Automated g4 rollback of changelist 155305963

PiperOrigin-RevId: 156011931
author: Peter Hawkins <phawkins@google.com> 2017-05-14 19:31:26 -0700
committer: TensorFlower Gardener <gardener@tensorflow.org> 2017-05-14 19:35:08 -0700
commit: 45f4d963f218340cdc3620a9fc0350655023f87d (patch)
tree: e79be3decdc7e521f1c4c121d6cd5b38ad46a960
parent: e4633442278246a175ea51db01eb16fcbc01342e (diff)
5 files changed, 37 insertions, 67 deletions
diff --git a/tensorflow/compiler/xla/service/gpu/gpu_compiler.cc b/tensorflow/compiler/xla/service/gpu/gpu_compiler.cc
index af5cf8ca4b..dc3a289a71 100644
--- a/tensorflow/compiler/xla/service/gpu/gpu_compiler.cc
+++ b/tensorflow/compiler/xla/service/gpu/gpu_compiler.cc
@@ -188,52 +188,41 @@ tensorflow::Status PrepareHloModuleForIrEmitting(
   return pipeline.Run(hlo_module).status();
 }
 
-// Invokes the ptxas tool on the given PTX string, and stores the resulting
-// SASS in *cubin. If -v 2 or greater, runs ptxas with -v and dumps the
-// resulting stderr (which contains register allocation info, etc.)
-// to VLOG(2). If ptxas binary is not found *sass is set to "".

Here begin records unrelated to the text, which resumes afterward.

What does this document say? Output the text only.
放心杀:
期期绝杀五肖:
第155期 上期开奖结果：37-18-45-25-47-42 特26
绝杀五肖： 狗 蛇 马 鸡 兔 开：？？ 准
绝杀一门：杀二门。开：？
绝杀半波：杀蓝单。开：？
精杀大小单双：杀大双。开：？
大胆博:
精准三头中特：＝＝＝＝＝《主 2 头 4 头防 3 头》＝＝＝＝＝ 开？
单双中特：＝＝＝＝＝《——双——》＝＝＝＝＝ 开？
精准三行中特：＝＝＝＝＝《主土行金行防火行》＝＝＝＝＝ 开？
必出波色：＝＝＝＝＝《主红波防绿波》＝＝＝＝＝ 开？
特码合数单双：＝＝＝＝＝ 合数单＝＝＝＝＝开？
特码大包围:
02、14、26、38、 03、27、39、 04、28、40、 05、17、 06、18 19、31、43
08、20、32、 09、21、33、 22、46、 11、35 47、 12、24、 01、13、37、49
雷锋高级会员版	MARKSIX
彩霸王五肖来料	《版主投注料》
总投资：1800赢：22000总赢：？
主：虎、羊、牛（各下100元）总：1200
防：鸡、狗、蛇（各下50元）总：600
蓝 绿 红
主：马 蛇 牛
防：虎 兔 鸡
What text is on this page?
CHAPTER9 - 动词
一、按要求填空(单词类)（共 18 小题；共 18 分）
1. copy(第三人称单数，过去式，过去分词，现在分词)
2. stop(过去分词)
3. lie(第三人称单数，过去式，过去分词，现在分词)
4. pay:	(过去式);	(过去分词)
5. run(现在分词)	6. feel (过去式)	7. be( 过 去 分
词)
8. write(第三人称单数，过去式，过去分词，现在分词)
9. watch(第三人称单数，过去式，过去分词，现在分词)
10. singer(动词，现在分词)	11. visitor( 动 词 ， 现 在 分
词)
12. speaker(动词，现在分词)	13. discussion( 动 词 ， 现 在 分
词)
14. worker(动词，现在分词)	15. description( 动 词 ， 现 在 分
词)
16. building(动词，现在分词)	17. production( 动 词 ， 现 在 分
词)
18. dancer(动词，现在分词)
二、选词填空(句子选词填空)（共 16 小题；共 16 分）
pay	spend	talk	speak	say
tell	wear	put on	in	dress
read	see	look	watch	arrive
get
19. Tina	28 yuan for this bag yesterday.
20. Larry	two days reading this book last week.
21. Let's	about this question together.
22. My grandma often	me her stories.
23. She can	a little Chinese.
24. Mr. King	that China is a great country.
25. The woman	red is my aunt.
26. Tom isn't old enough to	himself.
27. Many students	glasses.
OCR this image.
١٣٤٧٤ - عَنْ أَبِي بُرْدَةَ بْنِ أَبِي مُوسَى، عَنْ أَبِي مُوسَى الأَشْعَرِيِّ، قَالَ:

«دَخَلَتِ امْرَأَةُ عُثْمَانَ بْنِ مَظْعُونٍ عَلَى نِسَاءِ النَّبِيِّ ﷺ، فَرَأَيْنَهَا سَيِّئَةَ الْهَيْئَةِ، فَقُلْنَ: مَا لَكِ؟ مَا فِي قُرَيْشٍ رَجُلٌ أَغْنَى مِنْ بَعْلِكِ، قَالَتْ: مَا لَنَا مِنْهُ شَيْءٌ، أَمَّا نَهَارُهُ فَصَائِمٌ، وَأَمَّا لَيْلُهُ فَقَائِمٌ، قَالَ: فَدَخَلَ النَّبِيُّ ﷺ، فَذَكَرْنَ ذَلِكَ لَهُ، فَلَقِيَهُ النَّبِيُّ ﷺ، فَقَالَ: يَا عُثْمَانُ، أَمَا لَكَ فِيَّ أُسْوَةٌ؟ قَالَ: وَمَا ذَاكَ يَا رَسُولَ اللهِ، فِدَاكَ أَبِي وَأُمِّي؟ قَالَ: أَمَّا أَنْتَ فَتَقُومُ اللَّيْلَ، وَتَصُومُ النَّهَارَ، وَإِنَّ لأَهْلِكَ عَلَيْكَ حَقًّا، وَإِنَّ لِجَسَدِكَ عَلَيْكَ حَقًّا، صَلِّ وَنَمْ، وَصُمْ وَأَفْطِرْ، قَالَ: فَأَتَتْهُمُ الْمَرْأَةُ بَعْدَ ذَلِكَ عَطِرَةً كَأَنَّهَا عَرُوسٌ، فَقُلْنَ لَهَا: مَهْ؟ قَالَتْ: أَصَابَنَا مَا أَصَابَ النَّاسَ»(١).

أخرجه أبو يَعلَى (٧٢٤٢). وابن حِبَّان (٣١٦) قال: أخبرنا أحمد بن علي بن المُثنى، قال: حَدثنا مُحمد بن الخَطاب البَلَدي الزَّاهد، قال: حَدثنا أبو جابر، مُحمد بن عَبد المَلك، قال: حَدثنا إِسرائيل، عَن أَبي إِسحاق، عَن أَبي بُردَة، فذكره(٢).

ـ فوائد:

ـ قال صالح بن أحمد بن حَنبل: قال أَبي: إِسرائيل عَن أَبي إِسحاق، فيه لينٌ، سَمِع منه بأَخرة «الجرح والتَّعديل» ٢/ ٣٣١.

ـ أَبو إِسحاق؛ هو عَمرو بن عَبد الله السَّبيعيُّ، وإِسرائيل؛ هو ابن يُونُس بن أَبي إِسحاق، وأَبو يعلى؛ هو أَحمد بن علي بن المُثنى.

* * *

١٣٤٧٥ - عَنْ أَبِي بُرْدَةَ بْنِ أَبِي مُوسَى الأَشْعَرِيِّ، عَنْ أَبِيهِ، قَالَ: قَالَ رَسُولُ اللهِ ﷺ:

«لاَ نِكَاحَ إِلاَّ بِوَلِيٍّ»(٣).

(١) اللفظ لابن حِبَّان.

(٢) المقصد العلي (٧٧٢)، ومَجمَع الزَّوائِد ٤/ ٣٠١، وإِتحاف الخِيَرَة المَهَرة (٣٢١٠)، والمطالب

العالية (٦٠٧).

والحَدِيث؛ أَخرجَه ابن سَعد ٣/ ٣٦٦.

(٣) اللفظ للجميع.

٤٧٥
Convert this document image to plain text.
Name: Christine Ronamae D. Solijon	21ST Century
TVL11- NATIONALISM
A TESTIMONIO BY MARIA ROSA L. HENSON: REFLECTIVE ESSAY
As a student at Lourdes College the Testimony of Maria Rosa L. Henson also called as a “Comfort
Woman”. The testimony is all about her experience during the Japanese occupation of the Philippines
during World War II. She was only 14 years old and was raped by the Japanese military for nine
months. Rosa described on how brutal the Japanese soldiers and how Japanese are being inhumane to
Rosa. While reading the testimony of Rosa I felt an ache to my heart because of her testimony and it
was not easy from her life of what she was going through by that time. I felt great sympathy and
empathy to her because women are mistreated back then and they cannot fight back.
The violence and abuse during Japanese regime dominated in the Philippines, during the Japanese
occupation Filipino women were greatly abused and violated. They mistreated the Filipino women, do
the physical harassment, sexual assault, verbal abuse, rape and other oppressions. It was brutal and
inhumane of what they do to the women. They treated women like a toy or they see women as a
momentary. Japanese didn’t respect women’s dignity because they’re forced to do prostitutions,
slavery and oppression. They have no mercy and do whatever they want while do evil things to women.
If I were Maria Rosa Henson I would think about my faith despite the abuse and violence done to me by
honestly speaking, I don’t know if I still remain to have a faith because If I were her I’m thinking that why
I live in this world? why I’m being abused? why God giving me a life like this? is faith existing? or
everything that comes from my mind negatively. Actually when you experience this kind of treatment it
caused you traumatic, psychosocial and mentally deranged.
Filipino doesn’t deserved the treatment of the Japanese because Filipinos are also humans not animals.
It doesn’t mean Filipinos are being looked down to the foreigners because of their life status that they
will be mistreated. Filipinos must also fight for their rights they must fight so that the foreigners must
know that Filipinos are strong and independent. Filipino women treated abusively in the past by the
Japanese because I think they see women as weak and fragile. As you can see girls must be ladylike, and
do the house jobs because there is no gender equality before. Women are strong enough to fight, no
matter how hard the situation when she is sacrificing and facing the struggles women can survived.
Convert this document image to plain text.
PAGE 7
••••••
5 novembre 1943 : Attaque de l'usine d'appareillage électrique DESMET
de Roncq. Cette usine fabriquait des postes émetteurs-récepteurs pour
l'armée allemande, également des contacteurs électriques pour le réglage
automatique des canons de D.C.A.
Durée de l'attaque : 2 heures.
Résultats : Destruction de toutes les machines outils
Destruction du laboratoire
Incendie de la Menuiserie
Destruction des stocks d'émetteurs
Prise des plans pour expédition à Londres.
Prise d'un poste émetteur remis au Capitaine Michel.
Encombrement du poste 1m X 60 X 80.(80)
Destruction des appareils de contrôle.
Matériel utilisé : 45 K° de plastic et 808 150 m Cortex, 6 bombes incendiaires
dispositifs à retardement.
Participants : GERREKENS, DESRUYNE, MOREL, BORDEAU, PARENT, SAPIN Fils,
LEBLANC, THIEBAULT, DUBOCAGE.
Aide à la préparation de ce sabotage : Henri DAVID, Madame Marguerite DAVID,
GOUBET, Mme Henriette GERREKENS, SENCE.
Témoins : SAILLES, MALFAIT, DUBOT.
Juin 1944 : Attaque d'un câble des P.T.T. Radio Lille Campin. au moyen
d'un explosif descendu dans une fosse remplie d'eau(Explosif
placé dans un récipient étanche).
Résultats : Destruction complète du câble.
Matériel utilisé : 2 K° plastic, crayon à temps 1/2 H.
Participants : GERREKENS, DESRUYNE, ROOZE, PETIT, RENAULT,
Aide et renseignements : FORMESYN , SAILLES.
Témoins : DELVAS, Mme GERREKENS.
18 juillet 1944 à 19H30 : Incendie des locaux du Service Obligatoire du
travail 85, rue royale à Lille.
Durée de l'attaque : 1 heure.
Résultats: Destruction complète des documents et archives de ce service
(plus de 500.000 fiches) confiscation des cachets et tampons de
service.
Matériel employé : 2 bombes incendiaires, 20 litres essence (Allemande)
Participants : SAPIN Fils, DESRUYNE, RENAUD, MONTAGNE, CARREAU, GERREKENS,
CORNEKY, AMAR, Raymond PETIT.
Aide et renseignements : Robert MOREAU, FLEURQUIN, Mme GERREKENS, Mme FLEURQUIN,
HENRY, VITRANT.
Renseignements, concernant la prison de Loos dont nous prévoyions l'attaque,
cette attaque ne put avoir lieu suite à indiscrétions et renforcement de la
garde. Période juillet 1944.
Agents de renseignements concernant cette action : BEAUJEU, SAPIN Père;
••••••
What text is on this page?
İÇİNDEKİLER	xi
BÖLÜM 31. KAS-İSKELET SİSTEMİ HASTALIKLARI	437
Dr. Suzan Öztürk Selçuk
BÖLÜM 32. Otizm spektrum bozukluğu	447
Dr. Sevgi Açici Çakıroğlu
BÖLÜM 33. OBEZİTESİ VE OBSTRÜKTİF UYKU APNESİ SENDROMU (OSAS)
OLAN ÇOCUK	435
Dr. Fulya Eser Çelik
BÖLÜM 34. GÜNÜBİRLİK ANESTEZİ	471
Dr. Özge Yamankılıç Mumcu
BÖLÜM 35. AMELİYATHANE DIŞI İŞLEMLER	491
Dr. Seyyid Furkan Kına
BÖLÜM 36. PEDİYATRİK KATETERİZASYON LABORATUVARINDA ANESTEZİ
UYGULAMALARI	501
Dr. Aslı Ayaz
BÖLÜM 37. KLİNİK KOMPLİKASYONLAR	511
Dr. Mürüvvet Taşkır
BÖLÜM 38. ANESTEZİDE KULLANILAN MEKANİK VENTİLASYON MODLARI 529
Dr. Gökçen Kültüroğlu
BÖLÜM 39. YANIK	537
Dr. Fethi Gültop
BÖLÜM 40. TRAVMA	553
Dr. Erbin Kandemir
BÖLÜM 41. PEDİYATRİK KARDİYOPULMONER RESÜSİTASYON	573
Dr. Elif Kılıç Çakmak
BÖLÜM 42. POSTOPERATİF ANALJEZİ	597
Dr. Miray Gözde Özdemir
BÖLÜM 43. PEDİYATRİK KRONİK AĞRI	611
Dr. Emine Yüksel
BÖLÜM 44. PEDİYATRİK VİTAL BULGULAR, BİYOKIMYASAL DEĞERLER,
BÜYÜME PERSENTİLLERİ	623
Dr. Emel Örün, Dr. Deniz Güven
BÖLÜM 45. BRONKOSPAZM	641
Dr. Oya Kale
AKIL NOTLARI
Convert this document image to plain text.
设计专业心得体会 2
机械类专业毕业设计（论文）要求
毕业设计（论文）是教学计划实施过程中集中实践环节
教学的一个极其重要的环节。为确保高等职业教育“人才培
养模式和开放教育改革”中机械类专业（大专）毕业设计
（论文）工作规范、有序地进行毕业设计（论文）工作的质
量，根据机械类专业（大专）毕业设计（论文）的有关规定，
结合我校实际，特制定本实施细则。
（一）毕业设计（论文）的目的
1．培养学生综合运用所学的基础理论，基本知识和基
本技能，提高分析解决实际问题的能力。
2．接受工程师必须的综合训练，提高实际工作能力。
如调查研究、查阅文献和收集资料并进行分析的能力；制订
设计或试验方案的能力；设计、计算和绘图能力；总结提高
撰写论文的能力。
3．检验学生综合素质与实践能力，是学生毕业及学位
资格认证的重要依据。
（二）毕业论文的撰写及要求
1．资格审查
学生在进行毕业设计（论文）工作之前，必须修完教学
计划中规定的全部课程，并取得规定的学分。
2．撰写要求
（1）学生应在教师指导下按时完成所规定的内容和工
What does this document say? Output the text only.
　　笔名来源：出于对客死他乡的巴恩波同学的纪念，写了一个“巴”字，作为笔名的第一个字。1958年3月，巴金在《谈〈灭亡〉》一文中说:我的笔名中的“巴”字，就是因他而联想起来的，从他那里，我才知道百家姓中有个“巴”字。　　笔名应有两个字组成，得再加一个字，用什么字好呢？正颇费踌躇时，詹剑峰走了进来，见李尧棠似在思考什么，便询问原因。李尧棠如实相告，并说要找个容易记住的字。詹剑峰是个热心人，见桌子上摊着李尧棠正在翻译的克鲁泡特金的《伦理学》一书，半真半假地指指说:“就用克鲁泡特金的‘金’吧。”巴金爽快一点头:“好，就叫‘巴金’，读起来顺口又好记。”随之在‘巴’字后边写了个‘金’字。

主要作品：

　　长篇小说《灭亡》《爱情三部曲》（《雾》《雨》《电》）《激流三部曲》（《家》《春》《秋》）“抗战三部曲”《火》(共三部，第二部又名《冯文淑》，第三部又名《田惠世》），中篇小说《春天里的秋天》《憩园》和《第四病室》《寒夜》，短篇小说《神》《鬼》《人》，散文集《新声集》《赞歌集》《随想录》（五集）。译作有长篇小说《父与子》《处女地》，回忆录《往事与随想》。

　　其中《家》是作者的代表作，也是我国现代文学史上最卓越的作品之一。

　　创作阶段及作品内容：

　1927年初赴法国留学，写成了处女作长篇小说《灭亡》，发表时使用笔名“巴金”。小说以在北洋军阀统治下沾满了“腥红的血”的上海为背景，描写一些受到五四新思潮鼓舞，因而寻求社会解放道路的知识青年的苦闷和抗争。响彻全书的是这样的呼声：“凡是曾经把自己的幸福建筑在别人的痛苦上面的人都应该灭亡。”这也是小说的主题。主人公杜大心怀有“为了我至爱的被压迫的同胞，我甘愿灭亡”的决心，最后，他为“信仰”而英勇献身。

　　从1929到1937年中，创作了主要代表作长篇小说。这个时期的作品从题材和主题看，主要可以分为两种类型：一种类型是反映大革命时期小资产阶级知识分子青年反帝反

-Status CompilePTX(const string& ptx, int cc_major, int cc_minor,
-                  string* cubin) {
-  *cubin = "";
-
+// Invokes the ptxas tool on the given PTX string, and dumps its output.
+void DumpPtxasInfo(const string& ptx) {
   const string ptxas_path =
       tensorflow::io::JoinPath(tensorflow::CudaRoot(), "bin/ptxas");
-
   // Do not log PTX stats if ptxas is not found at the given path.
-  LOG(INFO) << "Invoking ptxas at path \"" << ptxas_path << "\".";
-  TF_RETURN_IF_ERROR(tensorflow::Env::Default()->FileExists(ptxas_path));
+  if (!tensorflow::Env::Default()->FileExists(ptxas_path).ok()) {
+    LOG(WARNING)
+        << "Failed to dump PTX stats because ptxas is not found at path \""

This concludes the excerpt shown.